Interessant is dat één eerdere studie liet zien dat vedolizumab, een middel dat voorkomt dat immuuncellen de darmen in gaan en daarom geschikt is voor de bijwerking colitis, een betere overleving geeft dan TNF-remmers. “Dat zou verklaard kunnen worden doordat vedolizumab specifiek de immuunreactie in de darmen remt en de rest van het immuunsysteem minder onderdrukt”, denkt Verheijden. “Het was geen gerandomiseerde klinische studie, dus we moeten een slag om de arm houden, maar aangezien vedolizumab bij colitis in principe even goed werkt als TNF-remmers zouden oncologen daar de voorkeur aan kunnen geven.”

Niet meer dan nodig

Verheijden wil dokters verder op het hart drukken om bijwerkingen van checkpointremmers wél goed te behandelen. “Ze moeten zich niet laten leiden door angst voor eventuele effecten op de overleving. Behandelen van bijwerkingen is essentieel om de kwaliteit van leven te behouden”, zegt hij. “Anderzijds moeten behandelaars zich wel bewust zijn van het negatieve effect van immuunremmers. Dus: geef zoveel als nodig is, maar ook niet meer dan dat. En blijf de patiënt goed monitoren. Dat gebeurt nu ook al goed in Nederland, maar als straks door bredere indicaties steeds meer behandelaars checkpointremmers geven, is het belangrijk om die kennis te behouden.”

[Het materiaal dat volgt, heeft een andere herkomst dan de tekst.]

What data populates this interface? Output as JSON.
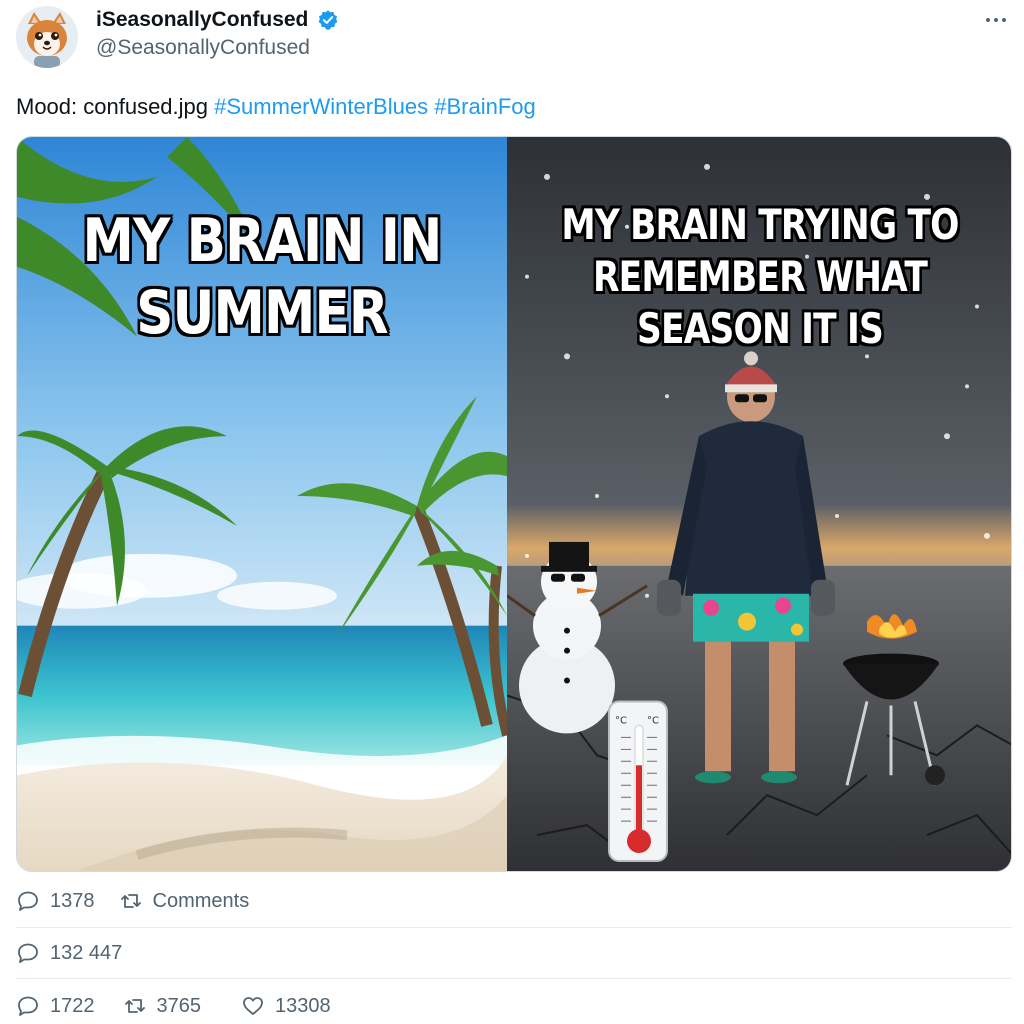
{
  "user": {
    "display_name": "iSeasonallyConfused",
    "handle": "@SeasonallyConfused",
    "verified": true,
    "avatar_icon": "shiba-dog-avatar"
  },
  "tweet": {
    "text_prefix": "Mood: confused.jpg ",
    "hashtags": [
      "#SummerWinterBlues",
      "#BrainFog"
    ]
  },
  "media": {
    "left_caption": "MY BRAIN IN SUMMER",
    "right_caption": "MY BRAIN TRYING TO REMEMBER WHAT SEASON IT IS",
    "thermometer_labels": [
      "°C",
      "°C"
    ]
  },
  "stats_row1": {
    "replies": "1378",
    "retweet_label": "Comments"
  },
  "stats_row2": {
    "replies": "132 447"
  },
  "stats_row3": {
    "replies": "1722",
    "retweets": "3765",
    "likes": "13308"
  },
  "colors": {
    "accent": "#1d9bf0",
    "muted": "#536471"
  }
}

Tot slot benadrukt Verheijden het belang van verder onderzoek. “Gerandomiseerd onderzoek is lastig, dus richten we ons nu vooral op grote internationale multicenter databases”, zegt hij. “Dan kunnen we inzoomen op specifieke middelen om uiteindelijk te bepalen welke behandelstrategie voor bijwerkingen het beste, is zonder de effectiviteit van checkpointremmers te verminderen.”